Latin American Energy Organization (OLADE)
OLADE was born in the context of the international energy crisis of the early seventies, whose scope and repercussions were reviewed by the countries of Latin America and the Caribbean. Lacking energy policies and faced with the need to deal appropriately with this crisis, they began an intense process of political mobilization that culminated on November 2, 1973 with the signing of the Lima Convention, the Constitution of this Organization, which has been ratified by 27 countries of Latin America and the Caribbean: Argentina, Barbados, Belize, Bolivia, Brazil, Colombia, Costa Rica, Cuba, Chile, Ecuador, El Salvador, Grenada, Guatemala, Guyana, Haiti, Honduras, Jamaica, México, Nicaragua, Panama, Paraguay, Peru, Dominican Rep., Surinam, Trinidad & Tobago, Uruguay and Venezuela.
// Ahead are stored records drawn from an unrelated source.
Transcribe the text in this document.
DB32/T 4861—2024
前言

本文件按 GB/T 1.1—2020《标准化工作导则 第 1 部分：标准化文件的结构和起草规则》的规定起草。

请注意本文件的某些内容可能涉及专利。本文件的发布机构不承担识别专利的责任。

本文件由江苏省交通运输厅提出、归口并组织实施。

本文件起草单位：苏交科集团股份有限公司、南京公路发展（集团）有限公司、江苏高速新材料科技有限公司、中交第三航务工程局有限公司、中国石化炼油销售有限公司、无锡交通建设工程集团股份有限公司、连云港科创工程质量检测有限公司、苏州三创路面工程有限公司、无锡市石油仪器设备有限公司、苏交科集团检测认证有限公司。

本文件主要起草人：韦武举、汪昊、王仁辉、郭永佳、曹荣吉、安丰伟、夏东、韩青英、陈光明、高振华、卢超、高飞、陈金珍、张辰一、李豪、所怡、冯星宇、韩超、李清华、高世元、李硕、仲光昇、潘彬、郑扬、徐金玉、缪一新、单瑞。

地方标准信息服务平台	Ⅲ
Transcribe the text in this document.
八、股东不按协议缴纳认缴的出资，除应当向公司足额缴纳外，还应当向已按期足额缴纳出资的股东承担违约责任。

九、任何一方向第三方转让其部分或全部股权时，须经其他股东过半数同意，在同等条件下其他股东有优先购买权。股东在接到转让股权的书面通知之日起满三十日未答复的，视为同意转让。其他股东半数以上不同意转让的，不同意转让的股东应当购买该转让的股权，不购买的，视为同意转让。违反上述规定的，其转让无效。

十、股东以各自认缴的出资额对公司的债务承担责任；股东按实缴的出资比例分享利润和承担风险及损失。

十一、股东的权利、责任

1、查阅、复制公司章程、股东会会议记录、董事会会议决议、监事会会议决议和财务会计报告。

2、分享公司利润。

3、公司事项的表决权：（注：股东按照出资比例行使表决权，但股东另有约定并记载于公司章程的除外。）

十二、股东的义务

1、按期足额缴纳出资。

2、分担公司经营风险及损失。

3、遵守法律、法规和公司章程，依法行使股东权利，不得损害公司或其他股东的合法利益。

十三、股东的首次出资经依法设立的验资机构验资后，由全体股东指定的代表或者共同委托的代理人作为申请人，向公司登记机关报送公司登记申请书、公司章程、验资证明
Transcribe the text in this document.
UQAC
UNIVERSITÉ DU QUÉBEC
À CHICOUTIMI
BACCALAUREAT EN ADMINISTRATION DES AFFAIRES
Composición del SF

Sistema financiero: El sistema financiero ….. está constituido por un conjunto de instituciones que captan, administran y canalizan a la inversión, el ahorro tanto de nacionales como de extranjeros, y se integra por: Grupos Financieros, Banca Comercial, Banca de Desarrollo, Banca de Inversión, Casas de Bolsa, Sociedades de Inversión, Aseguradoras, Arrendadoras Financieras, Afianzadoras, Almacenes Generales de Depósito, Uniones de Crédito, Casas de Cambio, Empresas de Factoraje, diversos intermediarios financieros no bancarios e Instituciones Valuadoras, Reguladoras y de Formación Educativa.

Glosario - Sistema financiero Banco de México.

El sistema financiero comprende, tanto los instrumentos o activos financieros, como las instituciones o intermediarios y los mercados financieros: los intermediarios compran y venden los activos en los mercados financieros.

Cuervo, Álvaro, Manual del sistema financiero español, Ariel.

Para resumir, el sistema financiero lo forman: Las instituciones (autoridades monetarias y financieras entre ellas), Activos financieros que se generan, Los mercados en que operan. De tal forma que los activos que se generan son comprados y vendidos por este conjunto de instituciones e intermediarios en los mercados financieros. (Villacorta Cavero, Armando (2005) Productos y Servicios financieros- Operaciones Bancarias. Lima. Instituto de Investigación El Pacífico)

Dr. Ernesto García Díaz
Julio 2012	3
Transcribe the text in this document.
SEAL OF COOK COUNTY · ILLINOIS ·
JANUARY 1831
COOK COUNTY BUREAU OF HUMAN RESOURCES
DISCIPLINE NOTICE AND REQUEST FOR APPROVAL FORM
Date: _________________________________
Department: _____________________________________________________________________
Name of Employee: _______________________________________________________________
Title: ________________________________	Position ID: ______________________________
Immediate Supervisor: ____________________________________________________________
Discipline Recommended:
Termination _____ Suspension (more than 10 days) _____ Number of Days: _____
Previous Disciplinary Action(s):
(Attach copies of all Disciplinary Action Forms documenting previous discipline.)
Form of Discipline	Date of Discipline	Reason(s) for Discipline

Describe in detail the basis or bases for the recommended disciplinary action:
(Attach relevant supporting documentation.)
While promoting the creation of OLADE, they took into account the need to establish a cooperation mechanism among the countries of the Region to develop their energy resources and jointly attend to matters relating to their efficient, rational use, in order to contribute to the social and economic development of Latin America and the Caribbean.
In this context, OLADE was established as a cooperation, coordination and advisory body, with its own legal status, to promote the integration, development, conservation, rational use, and marketing of energy resources in the region, and has contributed positively to energy policy making in its Member Countries.
The Meeting of Ministers is the maximum authority of OLADE, and the Permanent Secretariat is the Organization's executive body, with its permanent headquarters in the city of Quito, Ecuador.
Countries from outside the geographic area of Latin America and the Caribbean are allowed to participate as Participant Countries of OLADE. At April/04, the People's Republic of Algeria has joined as a Participating Country, and discussions are ongoing with other countries in this vein.